Another one of the texts required by the bill, “The Centennial History of the United States,” was written in 1874 by James D. McCabe, who served in the Confederate War Department for a time, according to Johns Hopkins University.
Bennett said she hadn’t known about the author’s apparent ties to the Confederacy, but said it did not concern her. A Union supporter’s writings could also be made required reading for students.
“What I’m looking for is balance, not sides, if you know what I mean,” she said.
In its final form, the bill is unlikely to require that teachers assign the historical works of any specific authors or institutions. An amendment to remove that provision is in the works because the sponsors don’t want to throw business to particular entities, Bennett said.
The revised language, once it’s finalized and approved, will allow districts to purchase instructional material from any publisher that fits a certain established criteria, she said.
South Carolina is not alone in contemplating education legislation in response to the racial reckoning wrought by the 1619 Project.
Lawmakers in at least five other Republican-controlled states have moved to ban the use of a school curriculum developed as part of the project and U.S. Sen. Tom Cotton, R-Arkansas, introduced legislation last year to cut off federal funding to any school that teaches the project.
Former President Donald Trump signed an executive order last year creating the 1776 Commission to promote “patriotic education” in schools, arguing that many students today are being “taught in school to hate their own country, and to believe that the men and women who built it were not heroes, but rather villains.”
Hannah-Jones, the 1619 Project’s creator, has defended its thesis while acknowledging in the Atlantic that she may have overstated how widespread the colonists’ support for slavery was.
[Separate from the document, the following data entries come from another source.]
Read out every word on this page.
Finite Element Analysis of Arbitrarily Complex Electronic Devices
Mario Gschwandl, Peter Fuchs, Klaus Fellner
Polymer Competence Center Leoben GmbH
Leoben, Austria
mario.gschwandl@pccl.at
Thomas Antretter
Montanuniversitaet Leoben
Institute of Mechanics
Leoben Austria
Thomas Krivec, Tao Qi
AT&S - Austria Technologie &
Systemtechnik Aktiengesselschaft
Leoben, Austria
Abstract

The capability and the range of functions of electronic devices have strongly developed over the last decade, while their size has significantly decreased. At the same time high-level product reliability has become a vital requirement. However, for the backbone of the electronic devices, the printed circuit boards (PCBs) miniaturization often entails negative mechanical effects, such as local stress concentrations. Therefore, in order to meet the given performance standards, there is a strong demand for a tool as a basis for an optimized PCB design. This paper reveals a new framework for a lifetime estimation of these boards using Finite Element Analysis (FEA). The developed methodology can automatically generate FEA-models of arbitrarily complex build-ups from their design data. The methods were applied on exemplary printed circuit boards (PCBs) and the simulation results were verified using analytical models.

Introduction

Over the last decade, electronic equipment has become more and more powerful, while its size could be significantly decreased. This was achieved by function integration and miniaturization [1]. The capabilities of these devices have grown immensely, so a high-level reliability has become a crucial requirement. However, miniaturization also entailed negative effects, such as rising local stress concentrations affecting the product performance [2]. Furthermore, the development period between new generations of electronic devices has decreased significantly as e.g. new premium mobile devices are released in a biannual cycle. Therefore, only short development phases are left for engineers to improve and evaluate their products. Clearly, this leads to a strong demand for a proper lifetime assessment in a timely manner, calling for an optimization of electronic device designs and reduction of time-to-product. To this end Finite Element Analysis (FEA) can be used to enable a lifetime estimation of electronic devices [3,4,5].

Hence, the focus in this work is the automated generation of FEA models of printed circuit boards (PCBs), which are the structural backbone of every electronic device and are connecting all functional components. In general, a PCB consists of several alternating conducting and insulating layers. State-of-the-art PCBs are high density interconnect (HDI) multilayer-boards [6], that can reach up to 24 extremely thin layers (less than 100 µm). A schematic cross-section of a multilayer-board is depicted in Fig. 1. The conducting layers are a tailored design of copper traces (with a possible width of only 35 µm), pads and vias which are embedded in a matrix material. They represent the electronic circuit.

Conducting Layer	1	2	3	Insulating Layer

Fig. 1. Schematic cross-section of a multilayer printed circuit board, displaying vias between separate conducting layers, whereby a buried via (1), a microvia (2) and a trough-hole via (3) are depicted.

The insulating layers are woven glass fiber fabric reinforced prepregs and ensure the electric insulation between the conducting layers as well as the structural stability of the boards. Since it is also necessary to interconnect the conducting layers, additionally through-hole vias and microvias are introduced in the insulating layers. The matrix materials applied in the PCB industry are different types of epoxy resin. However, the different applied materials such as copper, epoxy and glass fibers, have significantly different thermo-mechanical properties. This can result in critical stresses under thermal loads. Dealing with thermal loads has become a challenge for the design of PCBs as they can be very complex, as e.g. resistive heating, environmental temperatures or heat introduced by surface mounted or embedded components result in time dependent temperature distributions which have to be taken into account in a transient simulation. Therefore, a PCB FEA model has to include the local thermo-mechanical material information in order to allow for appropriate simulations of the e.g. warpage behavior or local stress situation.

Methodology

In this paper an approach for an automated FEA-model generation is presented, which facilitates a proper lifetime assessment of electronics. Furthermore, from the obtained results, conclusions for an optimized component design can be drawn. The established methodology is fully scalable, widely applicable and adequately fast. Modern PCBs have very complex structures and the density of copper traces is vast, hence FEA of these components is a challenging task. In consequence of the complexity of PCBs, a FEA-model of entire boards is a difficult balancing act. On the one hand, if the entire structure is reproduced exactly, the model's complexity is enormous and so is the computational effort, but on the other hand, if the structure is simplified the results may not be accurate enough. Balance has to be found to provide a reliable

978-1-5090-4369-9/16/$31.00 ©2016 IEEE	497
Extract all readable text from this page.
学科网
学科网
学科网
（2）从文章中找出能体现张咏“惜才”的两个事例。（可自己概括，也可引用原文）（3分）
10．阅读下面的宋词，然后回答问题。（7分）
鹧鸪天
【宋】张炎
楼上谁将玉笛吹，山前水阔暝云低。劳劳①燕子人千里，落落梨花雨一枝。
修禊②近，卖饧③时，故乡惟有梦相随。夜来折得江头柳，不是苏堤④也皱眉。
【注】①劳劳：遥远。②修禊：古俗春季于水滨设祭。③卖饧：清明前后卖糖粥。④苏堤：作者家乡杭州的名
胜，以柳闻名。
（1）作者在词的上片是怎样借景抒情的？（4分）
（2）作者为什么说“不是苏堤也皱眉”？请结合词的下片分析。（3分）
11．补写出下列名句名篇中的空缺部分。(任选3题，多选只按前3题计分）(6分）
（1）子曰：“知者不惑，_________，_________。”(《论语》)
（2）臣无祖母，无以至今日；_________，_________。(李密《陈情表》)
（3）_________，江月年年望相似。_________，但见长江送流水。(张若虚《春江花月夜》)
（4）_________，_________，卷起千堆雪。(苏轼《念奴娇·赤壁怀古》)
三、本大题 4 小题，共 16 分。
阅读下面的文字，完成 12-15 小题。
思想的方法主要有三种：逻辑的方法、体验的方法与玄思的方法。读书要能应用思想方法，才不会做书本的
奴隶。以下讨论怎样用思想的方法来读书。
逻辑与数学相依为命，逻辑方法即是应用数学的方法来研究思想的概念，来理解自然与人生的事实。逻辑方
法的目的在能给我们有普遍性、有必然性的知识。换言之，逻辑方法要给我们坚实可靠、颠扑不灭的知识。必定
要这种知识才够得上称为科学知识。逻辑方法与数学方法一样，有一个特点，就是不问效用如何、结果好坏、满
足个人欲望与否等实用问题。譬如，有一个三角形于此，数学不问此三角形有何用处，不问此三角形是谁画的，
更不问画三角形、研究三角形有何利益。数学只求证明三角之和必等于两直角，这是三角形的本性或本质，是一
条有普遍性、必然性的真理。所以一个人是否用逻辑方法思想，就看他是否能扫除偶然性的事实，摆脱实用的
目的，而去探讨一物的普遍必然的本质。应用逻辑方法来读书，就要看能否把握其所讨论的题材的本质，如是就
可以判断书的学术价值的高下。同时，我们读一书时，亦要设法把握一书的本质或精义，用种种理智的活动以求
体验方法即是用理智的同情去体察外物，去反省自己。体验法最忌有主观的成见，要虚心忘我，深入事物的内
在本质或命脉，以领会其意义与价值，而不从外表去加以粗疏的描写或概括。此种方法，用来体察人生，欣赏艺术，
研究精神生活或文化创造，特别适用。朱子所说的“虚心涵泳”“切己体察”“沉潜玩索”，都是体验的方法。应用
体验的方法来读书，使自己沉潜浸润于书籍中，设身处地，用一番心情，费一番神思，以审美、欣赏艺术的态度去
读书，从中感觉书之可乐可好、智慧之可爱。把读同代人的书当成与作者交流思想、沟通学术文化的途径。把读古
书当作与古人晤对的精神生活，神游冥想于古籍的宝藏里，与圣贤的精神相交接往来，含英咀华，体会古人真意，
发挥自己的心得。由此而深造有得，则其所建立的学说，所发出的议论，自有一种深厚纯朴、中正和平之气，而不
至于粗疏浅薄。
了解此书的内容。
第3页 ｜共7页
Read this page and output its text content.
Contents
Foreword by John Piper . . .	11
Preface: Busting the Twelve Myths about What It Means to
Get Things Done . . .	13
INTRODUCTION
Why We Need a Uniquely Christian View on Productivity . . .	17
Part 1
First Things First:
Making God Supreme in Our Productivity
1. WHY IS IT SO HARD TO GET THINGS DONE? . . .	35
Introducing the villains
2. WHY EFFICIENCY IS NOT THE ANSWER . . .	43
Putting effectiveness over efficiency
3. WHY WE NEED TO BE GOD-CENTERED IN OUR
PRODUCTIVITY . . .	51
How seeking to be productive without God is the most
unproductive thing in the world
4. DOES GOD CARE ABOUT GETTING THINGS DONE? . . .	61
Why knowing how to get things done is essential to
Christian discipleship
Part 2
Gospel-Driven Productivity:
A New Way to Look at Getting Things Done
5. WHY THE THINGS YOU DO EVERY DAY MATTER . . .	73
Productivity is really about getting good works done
During a symposium at the University of South Carolina last month, she said she believed the 1619 Project had come under fire from conservatives because it bucked the prevailing narrative of American exceptionalism and called into question their belief that America is the greatest country in the world.
“History is about power and who gets to shape the narrative and what narrative we will shape,” she said. “And as we know, the history we have been taught, whether it is in our schools, whether it is in museums, whether it is through popular culture, is a history of American exceptionalism. It is a history that necessarily downplays slavery and anti-Black racism and racial apartheid because those things are in direct contradiction to how we want to think about ourselves.”
Hannah-Jones said she expected pushback after publishing the project, but had not anticipated the extent and duration of the vitriol nor the concerted legislative efforts to squelch its message.
“I actually take these efforts to legislate against an American work of journalism because they’re so afraid of these ideas as my greatest honor other than the Pulitzer,” she said.
Hannah-Jones said the 1619 Project never claimed to present a singular unimpeachable history of America’s founding or replace what’s currently being taught in schools, but rather sought to reframe the nation’s history through the lens of slavery and explain how the legacy of slavery shaped and continues to shape the United States today.
“That’s the difference between our project and the work of something like the 1776 Commission or standard curriculum,” she said. “They pretend to be the story — that we have decided that this is the important American history that you should learn and they necessarily erase so much of the history that doesn’t fit the narrative of American exceptionalism.”
Rivers, the Beaufort Democrat, agreed that support for a return to so-called patriotic education in South Carolina stems from fears among conservatives that the 1619 Project exposes chinks in the armor of the prevailing American narrative.
“If we’re going to be authentic, we must deal with truth as it continues to reveal itself,” he said. “The 1619 Project, even if it’s uncomfortable, it’s not a lie.”